# CO2 Suppliers?



## scorpion0151 (May 20, 2009)

Anyone know where I can get CO2 from? I've asked at my local pub but they won't tell me where they get their gas from, and I've emailed a couple of paintball places around here but none of them have replied. I'm in newark on trent but anywhere in the East Midlands would do.


----------



## Madmonk (Apr 30, 2009)

*Co2*

Hi mate
went to my local machine mart and got 2 welders type co2 cylinders for £18. Still on the first cylinder and have done 6 batches of rodents( 20 in each batch).
The regulator came from fleabay for £12. Plastic 12 mm hose £2 from a garden/pond centre.
Any help to you??
Cheers
Tony


----------



## scorpion0151 (May 20, 2009)

Cheers I'll have a look in Screwfix I don't ink there's a machine mart by me


----------



## sunnyskeg (Jul 3, 2008)

TRY HERE.......................The Welders Warehouse Ltd Mig & Tig Gases ............not the cheapest but they will post,3 bottles for £36


----------



## arm2010 (Jun 2, 2005)

If you've got a Halfords near give them a try.


----------



## scorpion0151 (May 20, 2009)

halfords really? there's one of them 1 minutes walk away lol


----------



## scorpion0151 (May 20, 2009)

Madmonk said:


> Hi mate
> went to my local machine mart and got 2 welders type co2 cylinders for £18. Still on the first cylinder and have done 6 batches of rodents( 20 in each batch).
> The regulator came from fleabay for £12. Plastic 12 mm hose £2 from a garden/pond centre.
> Any help to you??
> ...


where didi you find the regulator so cheap? The ones on there at the mo are closer to £20. What size fitment do I need do you know?


----------



## Madmonk (Apr 30, 2009)

*Regulator*

Argon Co2 Mig & Tig Welding Disposable Bottle Regulator on eBay (end time 23-May-10 16:26:42 BST)
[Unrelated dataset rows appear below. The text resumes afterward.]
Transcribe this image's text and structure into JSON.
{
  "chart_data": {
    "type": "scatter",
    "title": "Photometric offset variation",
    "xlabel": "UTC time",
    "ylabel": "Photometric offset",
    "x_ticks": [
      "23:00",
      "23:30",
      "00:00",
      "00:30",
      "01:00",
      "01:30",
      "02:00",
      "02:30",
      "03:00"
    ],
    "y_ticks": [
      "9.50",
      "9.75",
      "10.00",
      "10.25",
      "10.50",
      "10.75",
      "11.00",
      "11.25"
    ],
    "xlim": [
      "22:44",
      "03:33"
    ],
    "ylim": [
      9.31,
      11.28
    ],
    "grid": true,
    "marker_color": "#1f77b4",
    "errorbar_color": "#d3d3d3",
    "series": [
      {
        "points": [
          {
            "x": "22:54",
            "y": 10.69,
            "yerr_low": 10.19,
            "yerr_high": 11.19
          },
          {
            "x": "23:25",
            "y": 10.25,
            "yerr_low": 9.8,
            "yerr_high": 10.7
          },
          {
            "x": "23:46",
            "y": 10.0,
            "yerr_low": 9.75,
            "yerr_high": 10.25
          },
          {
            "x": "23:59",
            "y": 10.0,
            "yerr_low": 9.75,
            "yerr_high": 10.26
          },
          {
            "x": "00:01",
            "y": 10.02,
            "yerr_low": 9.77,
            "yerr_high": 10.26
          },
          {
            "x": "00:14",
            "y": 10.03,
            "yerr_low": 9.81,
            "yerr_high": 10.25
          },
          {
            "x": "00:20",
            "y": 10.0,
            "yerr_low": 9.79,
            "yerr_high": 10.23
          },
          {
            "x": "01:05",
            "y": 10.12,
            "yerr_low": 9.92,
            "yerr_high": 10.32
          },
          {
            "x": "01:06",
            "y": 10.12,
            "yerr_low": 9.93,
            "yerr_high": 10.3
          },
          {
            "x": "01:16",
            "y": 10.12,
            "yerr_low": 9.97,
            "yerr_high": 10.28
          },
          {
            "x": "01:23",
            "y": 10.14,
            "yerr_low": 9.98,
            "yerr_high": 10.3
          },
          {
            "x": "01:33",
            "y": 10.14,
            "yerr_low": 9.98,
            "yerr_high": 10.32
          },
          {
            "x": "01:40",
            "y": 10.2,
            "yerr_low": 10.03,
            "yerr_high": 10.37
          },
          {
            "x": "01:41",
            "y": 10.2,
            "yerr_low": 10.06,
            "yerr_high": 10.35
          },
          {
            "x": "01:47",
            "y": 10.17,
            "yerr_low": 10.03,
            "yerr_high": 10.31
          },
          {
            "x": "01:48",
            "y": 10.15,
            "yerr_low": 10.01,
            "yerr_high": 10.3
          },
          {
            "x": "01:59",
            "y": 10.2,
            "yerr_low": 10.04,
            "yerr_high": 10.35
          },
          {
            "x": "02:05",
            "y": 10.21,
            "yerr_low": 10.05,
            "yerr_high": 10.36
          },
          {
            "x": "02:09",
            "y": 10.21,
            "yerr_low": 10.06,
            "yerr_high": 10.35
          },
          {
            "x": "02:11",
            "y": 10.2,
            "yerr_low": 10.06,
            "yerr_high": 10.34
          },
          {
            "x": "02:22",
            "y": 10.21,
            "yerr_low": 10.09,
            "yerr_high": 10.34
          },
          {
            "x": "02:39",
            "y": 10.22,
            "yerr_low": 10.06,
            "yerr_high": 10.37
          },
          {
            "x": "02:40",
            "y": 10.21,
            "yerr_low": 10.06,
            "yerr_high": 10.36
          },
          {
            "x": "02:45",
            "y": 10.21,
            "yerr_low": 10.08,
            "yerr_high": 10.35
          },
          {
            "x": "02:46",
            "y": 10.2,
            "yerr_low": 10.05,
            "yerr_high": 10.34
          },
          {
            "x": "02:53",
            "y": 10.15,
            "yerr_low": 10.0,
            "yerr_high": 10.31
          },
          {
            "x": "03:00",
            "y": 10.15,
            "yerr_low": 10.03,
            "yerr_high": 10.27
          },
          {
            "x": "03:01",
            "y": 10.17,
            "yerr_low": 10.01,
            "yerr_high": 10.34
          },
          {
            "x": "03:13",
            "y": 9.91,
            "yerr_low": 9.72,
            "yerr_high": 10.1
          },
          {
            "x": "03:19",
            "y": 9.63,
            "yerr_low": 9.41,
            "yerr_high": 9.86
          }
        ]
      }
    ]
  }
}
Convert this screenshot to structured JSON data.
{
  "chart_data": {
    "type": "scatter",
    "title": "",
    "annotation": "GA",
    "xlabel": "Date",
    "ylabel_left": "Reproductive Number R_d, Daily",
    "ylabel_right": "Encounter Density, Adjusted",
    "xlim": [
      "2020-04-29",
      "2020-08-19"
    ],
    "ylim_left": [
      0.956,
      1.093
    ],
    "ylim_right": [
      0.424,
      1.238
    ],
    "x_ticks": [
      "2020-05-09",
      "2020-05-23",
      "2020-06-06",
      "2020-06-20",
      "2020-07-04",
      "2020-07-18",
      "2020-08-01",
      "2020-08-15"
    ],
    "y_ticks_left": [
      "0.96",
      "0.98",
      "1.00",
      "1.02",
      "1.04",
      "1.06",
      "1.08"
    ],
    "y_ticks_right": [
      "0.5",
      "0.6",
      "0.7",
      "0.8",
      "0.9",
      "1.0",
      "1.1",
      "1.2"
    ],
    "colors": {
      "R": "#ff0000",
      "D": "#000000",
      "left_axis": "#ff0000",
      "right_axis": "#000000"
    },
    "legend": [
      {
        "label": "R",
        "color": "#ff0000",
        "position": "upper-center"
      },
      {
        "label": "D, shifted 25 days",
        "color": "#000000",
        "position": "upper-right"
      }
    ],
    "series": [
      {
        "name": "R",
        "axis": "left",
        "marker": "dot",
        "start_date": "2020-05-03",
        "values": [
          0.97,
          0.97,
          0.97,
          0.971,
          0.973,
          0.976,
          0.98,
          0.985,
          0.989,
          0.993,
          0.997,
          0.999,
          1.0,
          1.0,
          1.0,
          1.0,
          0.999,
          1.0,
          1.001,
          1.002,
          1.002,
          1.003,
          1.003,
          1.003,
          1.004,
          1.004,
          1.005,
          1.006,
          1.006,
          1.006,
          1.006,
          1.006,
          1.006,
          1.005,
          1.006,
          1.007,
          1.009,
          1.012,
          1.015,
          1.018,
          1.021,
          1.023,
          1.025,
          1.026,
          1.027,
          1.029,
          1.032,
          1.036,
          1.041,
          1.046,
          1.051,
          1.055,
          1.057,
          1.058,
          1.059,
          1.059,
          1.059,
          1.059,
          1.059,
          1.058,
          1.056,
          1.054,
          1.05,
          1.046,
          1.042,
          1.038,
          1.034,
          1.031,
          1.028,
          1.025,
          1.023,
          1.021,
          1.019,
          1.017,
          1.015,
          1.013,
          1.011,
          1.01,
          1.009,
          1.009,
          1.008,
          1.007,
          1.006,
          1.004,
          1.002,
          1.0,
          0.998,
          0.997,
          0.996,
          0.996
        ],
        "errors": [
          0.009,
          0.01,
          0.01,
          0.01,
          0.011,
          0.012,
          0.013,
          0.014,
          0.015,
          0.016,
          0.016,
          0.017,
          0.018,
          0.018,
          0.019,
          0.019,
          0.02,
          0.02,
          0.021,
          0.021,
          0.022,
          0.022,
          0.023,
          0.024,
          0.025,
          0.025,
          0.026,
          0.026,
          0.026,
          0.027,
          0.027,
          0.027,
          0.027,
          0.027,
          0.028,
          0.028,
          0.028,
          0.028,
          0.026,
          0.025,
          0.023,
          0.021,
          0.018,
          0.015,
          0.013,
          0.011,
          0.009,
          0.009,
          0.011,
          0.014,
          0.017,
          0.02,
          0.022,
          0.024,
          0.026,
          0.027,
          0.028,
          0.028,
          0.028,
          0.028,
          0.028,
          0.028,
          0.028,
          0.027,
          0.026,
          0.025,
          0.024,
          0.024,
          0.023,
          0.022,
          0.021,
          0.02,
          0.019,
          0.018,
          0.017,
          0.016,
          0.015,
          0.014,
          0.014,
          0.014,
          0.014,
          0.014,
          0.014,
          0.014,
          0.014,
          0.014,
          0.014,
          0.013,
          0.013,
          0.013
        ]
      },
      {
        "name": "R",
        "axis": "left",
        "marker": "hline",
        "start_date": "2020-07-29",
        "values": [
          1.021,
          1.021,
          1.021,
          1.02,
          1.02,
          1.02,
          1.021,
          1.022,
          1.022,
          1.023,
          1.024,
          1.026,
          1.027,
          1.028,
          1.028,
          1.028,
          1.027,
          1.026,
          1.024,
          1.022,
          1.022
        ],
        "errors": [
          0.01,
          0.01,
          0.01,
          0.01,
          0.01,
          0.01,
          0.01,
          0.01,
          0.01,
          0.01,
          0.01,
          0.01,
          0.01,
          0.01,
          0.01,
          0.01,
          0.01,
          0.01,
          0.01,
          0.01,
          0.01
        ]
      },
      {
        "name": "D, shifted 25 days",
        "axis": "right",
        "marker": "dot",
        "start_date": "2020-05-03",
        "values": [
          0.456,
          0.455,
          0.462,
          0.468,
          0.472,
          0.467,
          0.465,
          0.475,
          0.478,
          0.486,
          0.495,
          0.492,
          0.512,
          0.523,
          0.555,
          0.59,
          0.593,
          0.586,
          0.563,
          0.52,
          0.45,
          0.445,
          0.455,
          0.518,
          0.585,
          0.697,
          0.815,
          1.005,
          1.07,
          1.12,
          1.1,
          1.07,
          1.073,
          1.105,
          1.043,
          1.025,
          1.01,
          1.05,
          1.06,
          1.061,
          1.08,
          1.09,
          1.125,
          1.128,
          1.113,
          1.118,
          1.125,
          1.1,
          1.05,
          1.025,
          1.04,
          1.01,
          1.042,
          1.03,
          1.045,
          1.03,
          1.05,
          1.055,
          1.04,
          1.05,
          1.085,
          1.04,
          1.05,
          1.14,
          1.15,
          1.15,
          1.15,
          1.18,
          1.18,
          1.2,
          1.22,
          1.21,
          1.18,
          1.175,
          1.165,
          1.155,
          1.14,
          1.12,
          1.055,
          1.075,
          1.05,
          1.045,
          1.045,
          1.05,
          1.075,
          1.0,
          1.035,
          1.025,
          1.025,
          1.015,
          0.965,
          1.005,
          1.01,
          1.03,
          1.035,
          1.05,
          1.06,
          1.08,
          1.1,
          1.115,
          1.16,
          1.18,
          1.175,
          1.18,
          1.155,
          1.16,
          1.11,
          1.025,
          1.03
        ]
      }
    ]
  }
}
This is the one I purchased but for a bit cheaper, came within 3 days.


----------



## scorpion0151 (May 20, 2009)

cheers Madmonk I've got a couple of months to wait for them to breed so I'll look for some bargins lol


----------



## Madmonk (Apr 30, 2009)

*co2*

No worries mate:no1:


----------



## serpentsupplies (Sep 4, 2009)

could you not just use a fire extinguisher bottle? i use them for planted aquariums and they are like £8.00 or something for refills


----------



## arm2010 (Jun 2, 2005)

This is the one from Halfords SIP Welding Gas CO2 600g from Halfords Price £16.99 :2thumb:


----------



## scorpion0151 (May 20, 2009)

serpentsupplies said:


> could you not just use a fire extinguisher bottle? i use them for planted aquariums and they are like £8.00 or something for refills


possibly, I might have to look into that as there's a place that recharges fire extinguishers local.


----------